Please see ivan ukr answer.
13

This is true since C++20. Earlier C++ standard versions do not provide operator!= from operator== automatically.

4 Comments

In C++20 and over, you should actually use the <=> operator then all the other 6 operators are defined in one swoop.
Except when you don't want operator< and operator>.
I'd say "you can" instead of "you should". That is true, in many cases you'll want to do so, but still not always. Sometimes you just don't need < and >, so you can have only operator==. Moreover, in C++20 you can have operator== defined as = default.
Indeed, there are many cases where it makes sense to define both operator== and operator<=>, if a simple equality check can be done more efficiently than determining the ordering between two values.
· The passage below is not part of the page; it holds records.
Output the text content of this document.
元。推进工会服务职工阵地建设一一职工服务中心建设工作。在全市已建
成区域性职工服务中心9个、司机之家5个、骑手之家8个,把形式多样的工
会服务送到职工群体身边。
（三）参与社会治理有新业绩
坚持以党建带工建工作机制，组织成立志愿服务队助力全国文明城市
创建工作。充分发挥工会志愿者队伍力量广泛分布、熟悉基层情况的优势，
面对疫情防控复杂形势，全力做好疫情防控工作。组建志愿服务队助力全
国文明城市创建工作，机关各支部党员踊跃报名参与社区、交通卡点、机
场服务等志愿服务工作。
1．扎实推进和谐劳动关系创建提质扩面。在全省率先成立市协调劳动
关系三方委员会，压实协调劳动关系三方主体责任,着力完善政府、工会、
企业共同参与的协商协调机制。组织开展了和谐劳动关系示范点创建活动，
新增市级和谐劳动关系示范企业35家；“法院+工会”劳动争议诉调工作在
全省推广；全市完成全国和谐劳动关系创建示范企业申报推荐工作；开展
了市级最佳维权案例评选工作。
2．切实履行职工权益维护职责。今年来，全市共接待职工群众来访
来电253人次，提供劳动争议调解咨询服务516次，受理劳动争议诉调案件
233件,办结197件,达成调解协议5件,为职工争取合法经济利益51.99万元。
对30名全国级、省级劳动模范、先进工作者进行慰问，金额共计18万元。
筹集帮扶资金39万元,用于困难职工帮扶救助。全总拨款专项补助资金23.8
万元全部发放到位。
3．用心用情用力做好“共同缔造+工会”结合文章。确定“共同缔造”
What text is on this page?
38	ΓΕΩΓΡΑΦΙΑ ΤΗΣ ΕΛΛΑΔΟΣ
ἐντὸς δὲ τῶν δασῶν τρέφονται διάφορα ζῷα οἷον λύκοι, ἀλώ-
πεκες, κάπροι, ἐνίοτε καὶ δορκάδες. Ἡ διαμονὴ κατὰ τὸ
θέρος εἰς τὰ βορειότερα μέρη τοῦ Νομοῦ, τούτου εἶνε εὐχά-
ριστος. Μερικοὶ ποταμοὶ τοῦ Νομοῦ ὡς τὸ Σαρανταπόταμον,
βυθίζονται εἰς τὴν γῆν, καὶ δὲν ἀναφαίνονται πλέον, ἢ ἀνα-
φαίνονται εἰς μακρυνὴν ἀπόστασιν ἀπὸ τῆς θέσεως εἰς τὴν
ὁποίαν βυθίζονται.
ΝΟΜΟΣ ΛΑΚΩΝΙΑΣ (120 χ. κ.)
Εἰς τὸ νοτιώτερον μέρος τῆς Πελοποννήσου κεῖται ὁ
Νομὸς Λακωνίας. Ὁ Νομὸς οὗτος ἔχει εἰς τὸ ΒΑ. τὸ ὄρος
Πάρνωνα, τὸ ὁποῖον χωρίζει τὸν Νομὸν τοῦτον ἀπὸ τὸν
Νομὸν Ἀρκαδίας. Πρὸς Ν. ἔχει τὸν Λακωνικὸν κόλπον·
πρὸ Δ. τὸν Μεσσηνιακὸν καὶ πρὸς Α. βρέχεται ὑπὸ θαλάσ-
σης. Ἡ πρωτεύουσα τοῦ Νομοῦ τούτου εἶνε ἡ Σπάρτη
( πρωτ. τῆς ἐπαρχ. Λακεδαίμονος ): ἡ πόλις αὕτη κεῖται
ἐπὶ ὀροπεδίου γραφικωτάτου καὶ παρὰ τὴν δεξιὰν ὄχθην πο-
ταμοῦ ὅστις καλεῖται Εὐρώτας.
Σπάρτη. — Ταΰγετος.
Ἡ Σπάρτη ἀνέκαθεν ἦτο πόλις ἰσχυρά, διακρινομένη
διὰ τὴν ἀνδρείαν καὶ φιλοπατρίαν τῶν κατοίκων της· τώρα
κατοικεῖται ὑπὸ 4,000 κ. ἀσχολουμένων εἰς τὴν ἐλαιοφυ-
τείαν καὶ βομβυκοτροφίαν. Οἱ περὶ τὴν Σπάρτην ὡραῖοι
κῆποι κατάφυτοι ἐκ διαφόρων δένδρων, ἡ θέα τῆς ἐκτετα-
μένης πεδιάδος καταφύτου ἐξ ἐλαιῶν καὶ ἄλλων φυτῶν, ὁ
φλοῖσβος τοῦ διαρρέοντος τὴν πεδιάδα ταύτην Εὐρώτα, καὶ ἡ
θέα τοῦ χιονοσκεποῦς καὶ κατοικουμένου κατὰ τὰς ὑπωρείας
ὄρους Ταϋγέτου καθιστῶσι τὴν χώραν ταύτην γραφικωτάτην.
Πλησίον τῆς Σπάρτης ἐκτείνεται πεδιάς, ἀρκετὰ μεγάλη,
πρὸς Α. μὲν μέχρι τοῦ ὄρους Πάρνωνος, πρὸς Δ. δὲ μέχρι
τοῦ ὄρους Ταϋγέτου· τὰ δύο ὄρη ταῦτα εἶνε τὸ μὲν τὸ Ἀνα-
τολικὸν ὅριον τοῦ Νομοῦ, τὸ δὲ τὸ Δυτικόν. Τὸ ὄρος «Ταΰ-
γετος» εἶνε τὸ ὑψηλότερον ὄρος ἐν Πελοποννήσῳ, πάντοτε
E.g., == for a string can short circuit and return false if the lengths differ, while <=> always has to at least dereference and compare first character, and potentially has to scan the whole of the shorter string if it is a prefix of the other.
11

The operator != is not automatically provided for you. You may want to read about rel_ops namespace if you want such automation. Essentially you can say

using namespace std::rel_ops;

before using operator !=.

1 Comment

But be careful to limit the scope of the using directive. It will provide operators for all types, not just the one you're interested in, which could have surprising consequences.
3

What you're after isn't provided by the language for obvious reasons. What you want is provided for by boost::operators:

class MyClass : boost::operators<MyClass> {
    bool operator==(const MyInt& x) const;
}

will get you an operator!=() based on your operator==()

Comments

2

Nope. You have to define it explicitly.

Code:

#include <iostream>

using namespace std;

class a
{
    private:
        int b;
    public:
        a(int B): b(B)
        bool operator == (const a & other) { return this->b == other.b; }
};

int main()
{
    a a1(10);
    a a2(15);
    if (a1 != a2)
    {
        cout << "Not equal" << endl;
    }
}

Output:

[ djhaskin987@des-arch-danhas:~ ]$ g++ a.cpp
a.cpp: In constructor ‘a::a(int)’:
a.cpp:11:9: error: expected ‘{’ before ‘bool’
         bool operator == (const a & other) { return this->b == other.b; }
         ^
a.cpp: In function ‘int main()’:
a.cpp:18:12: error: no match for ‘operator!=’ (operand types are ‘a’ and ‘a’)
     if (a1 != a2)
            ^
a.cpp:18:12: note: candidates are: ...

1 Comment

Please see ivan ukr answer
1

If you #include <utility>, you can specify using namespace std::rel_ops.

Doing this will automatically define operator != from operator ==, and operator <=, operator >=, operator > from operator <.

1 Comment

std::rel_ops is a bit... broken.
0

No, != is not defined automatically in terms of ==. There are some generics define in that help to define all the operators in term of == and <, though.